On February 5, less than two months before the rules were to take effect, India Inc at the Post-Budget discussion organised by the Confederation of Indian Industry (CII) sought Finance Minister Nirmala Sitharaman’s intervention on bifurcation of the CMD post on the grounds that, you guessed it right, it is a regulatory over-reach. The Finance Minister responded to the request by saying that SEBI should hear corporate India’s concern about the proposal.

To the surprise of many, 10 days later, SEBI announced that it will make bifurcation of CMD post voluntary. What was even more shocking was the reason it gave to justify its change of mind. “Considering rather unsatisfactory level of compliance achieved so far, with respect to this corporate governance reform, various representations received, constraints posed by the prevailing pandemic situation, SEBI Board at this juncture, decided that this provision may not be retained as a mandatory requirement and instead be made applicable to the listed entities on a voluntary basis.”

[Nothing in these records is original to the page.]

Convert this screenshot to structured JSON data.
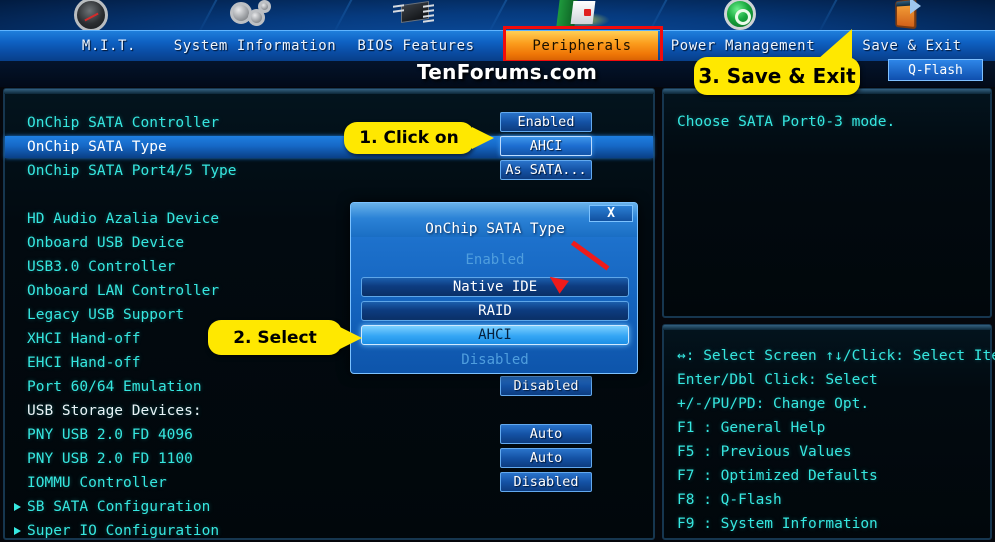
{
  "banner": {
    "icons": [
      {
        "name": "gauge-icon"
      },
      {
        "name": "gears-icon"
      },
      {
        "name": "chip-icon"
      },
      {
        "name": "peripherals-flag-icon"
      },
      {
        "name": "power-icon"
      },
      {
        "name": "exit-door-icon"
      }
    ]
  },
  "tabs": [
    {
      "label": "M.I.T.",
      "active": false
    },
    {
      "label": "System Information",
      "active": false
    },
    {
      "label": "BIOS Features",
      "active": false
    },
    {
      "label": "Peripherals",
      "active": true
    },
    {
      "label": "Power Management",
      "active": false
    },
    {
      "label": "Save & Exit",
      "active": false
    }
  ],
  "watermark": "TenForums.com",
  "qflash_label": "Q-Flash",
  "settings": [
    {
      "label": "OnChip SATA Controller",
      "value": "Enabled",
      "selected": false,
      "submenu": false,
      "white": false
    },
    {
      "label": "OnChip SATA Type",
      "value": "AHCI",
      "selected": true,
      "submenu": false,
      "white": false,
      "value_hot": true
    },
    {
      "label": "OnChip SATA Port4/5 Type",
      "value": "As SATA...",
      "selected": false,
      "submenu": false,
      "white": false
    },
    {
      "label": "HD Audio Azalia Device",
      "value": "",
      "selected": false,
      "submenu": false,
      "white": false
    },
    {
      "label": "Onboard USB Device",
      "value": "",
      "selected": false,
      "submenu": false,
      "white": false
    },
    {
      "label": "USB3.0 Controller",
      "value": "",
      "selected": false,
      "submenu": false,
      "white": false
    },
    {
      "label": "Onboard LAN Controller",
      "value": "",
      "selected": false,
      "submenu": false,
      "white": false
    },
    {
      "label": "Legacy USB Support",
      "value": "",
      "selected": false,
      "submenu": false,
      "white": false
    },
    {
      "label": "XHCI Hand-off",
      "value": "",
      "selected": false,
      "submenu": false,
      "white": false
    },
    {
      "label": "EHCI Hand-off",
      "value": "",
      "selected": false,
      "submenu": false,
      "white": false
    },
    {
      "label": "Port 60/64 Emulation",
      "value": "Disabled",
      "selected": false,
      "submenu": false,
      "white": false
    },
    {
      "label": "USB Storage Devices:",
      "value": "",
      "selected": false,
      "submenu": false,
      "white": true
    },
    {
      "label": "PNY USB 2.0 FD 4096",
      "value": "Auto",
      "selected": false,
      "submenu": false,
      "white": false
    },
    {
      "label": "PNY USB 2.0 FD 1100",
      "value": "Auto",
      "selected": false,
      "submenu": false,
      "white": false
    },
    {
      "label": "IOMMU Controller",
      "value": "Disabled",
      "selected": false,
      "submenu": false,
      "white": false
    },
    {
      "label": "SB SATA Configuration",
      "value": "",
      "selected": false,
      "submenu": true,
      "white": false
    },
    {
      "label": "Super IO Configuration",
      "value": "",
      "selected": false,
      "submenu": true,
      "white": false
    }
  ],
  "help": {
    "text": "Choose SATA Port0-3 mode."
  },
  "keys": [
    "↔: Select Screen  ↑↓/Click: Select Item",
    "Enter/Dbl Click: Select",
    "+/-/PU/PD: Change Opt.",
    "F1  : General Help",
    "F5  : Previous Values",
    "F7  : Optimized Defaults",
    "F8  : Q-Flash",
    "F9  : System Information"
  ],
  "modal": {
    "title": "OnChip SATA Type",
    "close_label": "X",
    "options": [
      {
        "label": "Enabled",
        "state": "ghost"
      },
      {
        "label": "Native IDE",
        "state": "normal"
      },
      {
        "label": "RAID",
        "state": "normal"
      },
      {
        "label": "AHCI",
        "state": "active"
      },
      {
        "label": "Disabled",
        "state": "ghost"
      }
    ]
  },
  "callouts": [
    {
      "id": "co1",
      "text": "1. Click on"
    },
    {
      "id": "co2",
      "text": "2. Select"
    },
    {
      "id": "co3",
      "text": "3. Save & Exit"
    }
  ],
  "colors": {
    "accent_orange": "#f08010",
    "highlight_red": "#f20b0b",
    "callout_yellow": "#ffe800",
    "text_cyan": "#36e7e0",
    "tab_blue": "#0f62c4"
  }
}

What precedence is the regulator setting if it withdraws a proposal on the grounds that compliance is poor? It is akin to the Centre withdrawing income tax simply because direct tax to GDP ratio is very low in India and people are not forthcoming when it comes to paying their fair share of the tax.

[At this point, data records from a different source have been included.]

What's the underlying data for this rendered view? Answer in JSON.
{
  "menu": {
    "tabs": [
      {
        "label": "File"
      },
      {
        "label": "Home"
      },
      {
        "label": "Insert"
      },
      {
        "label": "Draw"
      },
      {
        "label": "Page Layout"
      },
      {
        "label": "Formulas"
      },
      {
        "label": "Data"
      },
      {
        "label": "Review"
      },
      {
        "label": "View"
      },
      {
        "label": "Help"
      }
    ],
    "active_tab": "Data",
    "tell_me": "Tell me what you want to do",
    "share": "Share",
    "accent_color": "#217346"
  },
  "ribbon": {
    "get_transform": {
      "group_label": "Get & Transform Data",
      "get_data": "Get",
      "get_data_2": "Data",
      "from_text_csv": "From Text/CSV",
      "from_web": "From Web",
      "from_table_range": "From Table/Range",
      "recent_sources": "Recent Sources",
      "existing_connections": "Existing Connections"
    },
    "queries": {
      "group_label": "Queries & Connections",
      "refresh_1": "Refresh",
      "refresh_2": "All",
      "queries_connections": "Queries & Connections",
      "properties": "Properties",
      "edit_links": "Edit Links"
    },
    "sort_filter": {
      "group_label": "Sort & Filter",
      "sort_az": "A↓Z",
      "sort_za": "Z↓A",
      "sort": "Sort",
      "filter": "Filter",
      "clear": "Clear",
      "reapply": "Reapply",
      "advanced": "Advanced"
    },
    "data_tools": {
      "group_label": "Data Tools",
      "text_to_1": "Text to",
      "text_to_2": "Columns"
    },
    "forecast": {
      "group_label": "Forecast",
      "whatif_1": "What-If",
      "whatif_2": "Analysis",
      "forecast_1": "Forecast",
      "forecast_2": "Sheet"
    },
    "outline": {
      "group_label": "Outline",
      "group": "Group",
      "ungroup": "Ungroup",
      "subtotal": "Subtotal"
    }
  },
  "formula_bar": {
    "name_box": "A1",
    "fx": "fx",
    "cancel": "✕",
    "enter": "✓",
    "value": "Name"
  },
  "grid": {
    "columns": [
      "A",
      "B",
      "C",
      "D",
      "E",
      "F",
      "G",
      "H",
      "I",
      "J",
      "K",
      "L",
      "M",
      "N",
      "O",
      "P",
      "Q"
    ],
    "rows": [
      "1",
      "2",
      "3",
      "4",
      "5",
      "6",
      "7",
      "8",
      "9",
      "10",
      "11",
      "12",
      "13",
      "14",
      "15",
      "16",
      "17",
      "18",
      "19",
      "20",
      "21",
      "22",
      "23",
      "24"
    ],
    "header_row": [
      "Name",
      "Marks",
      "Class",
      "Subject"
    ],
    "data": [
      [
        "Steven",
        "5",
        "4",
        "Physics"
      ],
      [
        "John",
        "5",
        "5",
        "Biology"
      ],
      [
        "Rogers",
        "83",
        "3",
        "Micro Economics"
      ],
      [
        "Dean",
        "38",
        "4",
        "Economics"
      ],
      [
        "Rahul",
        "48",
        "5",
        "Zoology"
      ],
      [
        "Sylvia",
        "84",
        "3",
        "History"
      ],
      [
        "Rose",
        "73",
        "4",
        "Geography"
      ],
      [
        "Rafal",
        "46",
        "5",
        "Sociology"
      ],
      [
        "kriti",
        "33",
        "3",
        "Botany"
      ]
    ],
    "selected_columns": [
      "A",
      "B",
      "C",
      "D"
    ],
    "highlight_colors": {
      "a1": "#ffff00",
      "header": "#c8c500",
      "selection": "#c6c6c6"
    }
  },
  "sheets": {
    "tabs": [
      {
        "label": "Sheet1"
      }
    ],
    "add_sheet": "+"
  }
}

If compliance is low, the regulator should crack the whip. Instead, the message that SEBI is sending out to companies and their promoters is that if they are not comfortable with a regulation, do not act on it and the regulator will roll them back. If the regulator is still receiving representations from the companies on this issue four years after it was proposed, it does not speak well of its consultation process. Regulators around the world employ a robust consultation process before rolling out a regulation. And finally, blaming the pandemic is laughable. SEBI should have warned the non-complying companies and given a final extension. Making it voluntary meant that it gave in to the pressure.

India Inc pushback

Having tasted success with CMD post bifurcation, India Inc is now trying to roll back another important regulation pertaining to related party transaction (RPT). SEBI, in a bid to plug loopholes and block siphoning of funds, has tightened the definition of what constitutes a RPT and widened its scope. The new norms take effect from April 2022. Promoters are trying to scuttle these norms on the grounds that they will significantly increase the compliance cost and delay decision making.

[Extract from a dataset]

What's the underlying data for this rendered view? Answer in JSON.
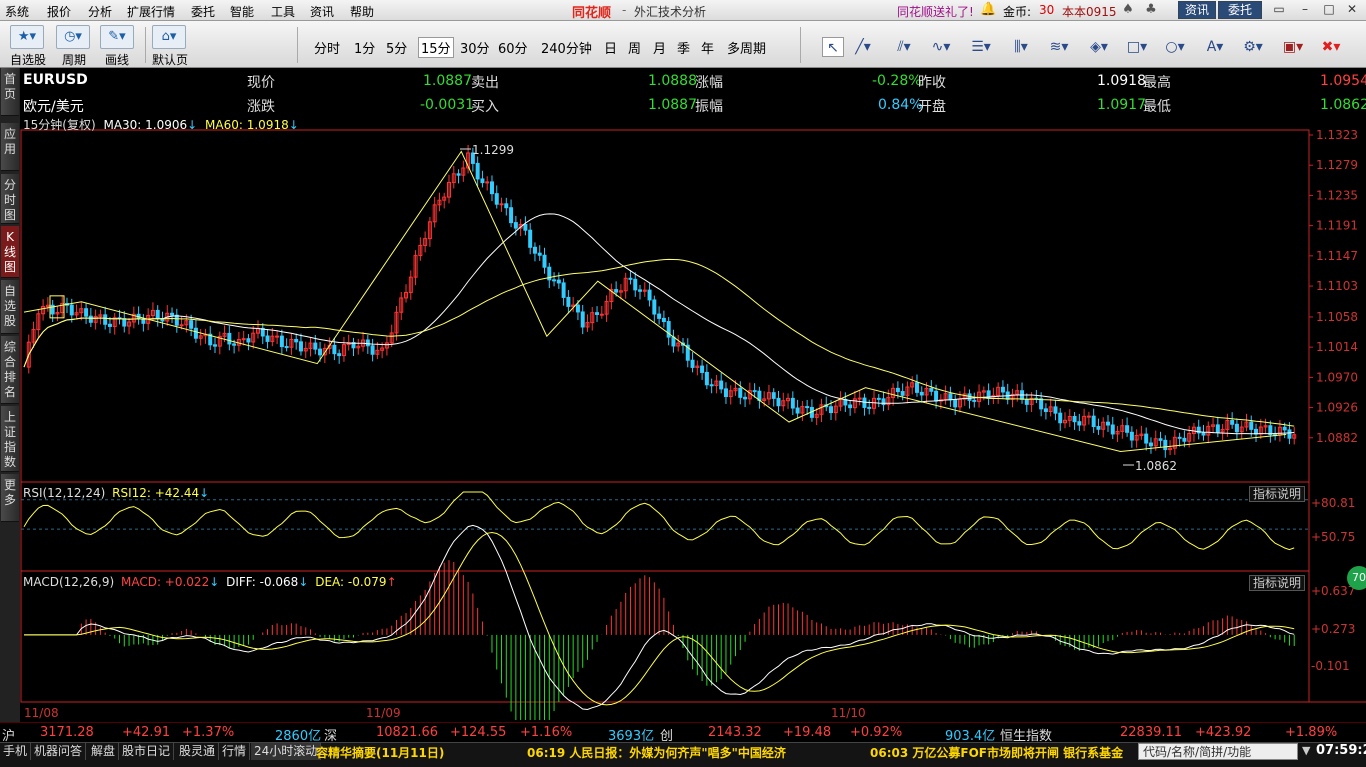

In India governance is still seen as a burden and this explains why there is strong resistance to changes that improve them. This is true with large family-run companies with high promoter stake. Such companies would not mind investing large sums of money and time to improve their productivity and branding but will shy away from investing a little in raising governance standards. They do not mind working overtime to deliver an important order but paper work related to compliance is seen as a higher work load. It is because the management of such companies do not perceive or appreciate the higher valuations better corporate governance deliver. In fact, a study by proxy advisory firm IiAS has established that companies with better corporate governance standards get a higher valuation.

Some experts have called for more tangible benefits or incentives to get companies to embrace governance. Linking interest rates to level of governance (akin to credit rating) is one such idea. Companies with higher governance rating can borrow at a lower rate of interest. The other benefit could be in the form of lesser procedures for a better governed company, for instance, when it wants to access capital markets or issue ESOPs.

As Madhabi Puri Buch takes over as the new chief of SEBI, it is time for the regulator to think out of the box when it comes to strengthening the level of corporate governance in India. It should explore carrots discussed earlier but also use the stick when necessary. A watchdog which only barks and backs away from biting will fail in doing its dharma.